Welcome to the new normal.

------
michaelochurch
I doubt that it's going to be anything like 2008's financial market crash. VC-
funded startups just aren't that important. Housing prices and interest rates
affect everyone; VC is just a game for rich people playing with other peoples'
money by taking bets on young narcissists with big ideas.

So far, when VC flips its products on to the public markets, the markets react
fairly rationally and the bad companies tank. Look at Zynga. The market may be
overvaluing it still, but it's nothing like the 1990s. Public markets seem to
be recognizing shitty tech stocks as what they are. So, we're not at the 1999
level of bubble.

Furthermore, the 2001 crash didn't have a major effect on the economy
(although it was bad for the Bay Area, and for many engineers). It wasn't the
crash, or even 9/11, but the sluggish ("jobless") recovery in 2002-4 that made
the 2000s (except for people on Wall Street or in the slowly recovering
Valley) a shit decade.

So, let's assume that the VC bubble ends. Some people will get hurt. The
celebrity engineers who make $500,000 and aren't any good will get beefed.
Run-of-the-mill engineers, if they're any good, might drop from $140k to
$125k; not such a big deal. The ScrumDrone engineers will have a hard time
finding work. Unfortunately, this will also hurt self-taught (meaning "no
college degree") engineers even if they are good; the ones who are talented
are still in a position of low leverage because "everyone knows" (well,
employers know) they're more sensitive to a dry-up.

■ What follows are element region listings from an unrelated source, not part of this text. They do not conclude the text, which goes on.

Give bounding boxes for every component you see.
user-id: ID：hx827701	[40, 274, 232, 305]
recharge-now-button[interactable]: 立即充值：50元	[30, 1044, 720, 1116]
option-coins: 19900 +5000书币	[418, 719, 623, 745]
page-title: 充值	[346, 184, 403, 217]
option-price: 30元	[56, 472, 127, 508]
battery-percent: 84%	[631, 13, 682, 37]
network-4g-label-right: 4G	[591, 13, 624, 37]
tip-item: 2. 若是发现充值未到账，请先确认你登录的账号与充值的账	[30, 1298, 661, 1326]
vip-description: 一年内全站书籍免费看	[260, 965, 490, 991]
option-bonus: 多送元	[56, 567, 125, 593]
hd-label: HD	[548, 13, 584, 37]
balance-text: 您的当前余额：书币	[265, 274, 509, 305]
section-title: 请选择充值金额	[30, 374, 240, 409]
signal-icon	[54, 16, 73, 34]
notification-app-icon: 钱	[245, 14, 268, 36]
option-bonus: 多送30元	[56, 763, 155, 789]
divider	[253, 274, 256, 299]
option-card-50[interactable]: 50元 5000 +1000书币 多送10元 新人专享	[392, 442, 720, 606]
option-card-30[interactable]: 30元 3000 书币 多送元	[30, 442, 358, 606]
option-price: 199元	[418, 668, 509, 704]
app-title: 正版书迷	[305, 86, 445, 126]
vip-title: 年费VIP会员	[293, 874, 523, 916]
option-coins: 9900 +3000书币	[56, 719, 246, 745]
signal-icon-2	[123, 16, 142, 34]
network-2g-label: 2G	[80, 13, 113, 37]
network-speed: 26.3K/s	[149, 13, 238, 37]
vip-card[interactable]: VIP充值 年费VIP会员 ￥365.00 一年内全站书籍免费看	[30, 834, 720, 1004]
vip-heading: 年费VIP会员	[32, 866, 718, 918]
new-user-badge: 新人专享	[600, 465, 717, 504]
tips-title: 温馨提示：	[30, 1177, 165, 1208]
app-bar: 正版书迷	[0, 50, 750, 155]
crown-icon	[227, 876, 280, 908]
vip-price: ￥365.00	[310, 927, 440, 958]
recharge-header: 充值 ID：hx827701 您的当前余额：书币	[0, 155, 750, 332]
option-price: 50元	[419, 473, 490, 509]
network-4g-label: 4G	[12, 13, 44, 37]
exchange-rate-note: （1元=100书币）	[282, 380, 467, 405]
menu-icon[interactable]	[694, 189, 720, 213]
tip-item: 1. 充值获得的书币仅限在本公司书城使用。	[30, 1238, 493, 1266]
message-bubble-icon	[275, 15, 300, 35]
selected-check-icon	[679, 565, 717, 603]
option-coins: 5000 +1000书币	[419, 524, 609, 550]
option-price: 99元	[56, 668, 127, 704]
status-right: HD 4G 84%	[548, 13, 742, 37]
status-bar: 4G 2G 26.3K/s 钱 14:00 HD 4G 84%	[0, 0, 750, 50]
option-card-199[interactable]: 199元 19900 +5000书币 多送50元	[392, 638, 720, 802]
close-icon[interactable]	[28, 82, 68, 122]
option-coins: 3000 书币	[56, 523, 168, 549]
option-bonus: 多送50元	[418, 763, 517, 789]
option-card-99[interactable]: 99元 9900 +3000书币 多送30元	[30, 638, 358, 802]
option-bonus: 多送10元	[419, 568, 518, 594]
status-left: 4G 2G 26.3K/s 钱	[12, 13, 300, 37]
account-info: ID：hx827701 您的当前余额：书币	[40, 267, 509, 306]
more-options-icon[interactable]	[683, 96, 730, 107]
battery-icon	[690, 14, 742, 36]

The short answer is that some people will take painful hits-- you're going to
have a lot of 25-year-olds who thought they were millionaires, find out that
they worked overtime for nothing-- but average people of average-or-better
talent will mostly be fine. Bay Area salaries for good engineers might go down
10 to 20 percent at worst.

The bad news: housing in San Francisco's not going to become more affordable.
First, the people who actually have money (not a half-million from options)
are already diversified and less exposed to dot-com/VC, and the foreign money-
launderers aren't exposed to it at all. Second, people hoard rather than sell
(a steep positive volume/price correlation) when the market "should" soften.
The stupid competitiveness around getting rentals (e.g. competitive open-
houses, people cutting checks for a whole year's rent) will go away, but rents
and prices will stay about where they are.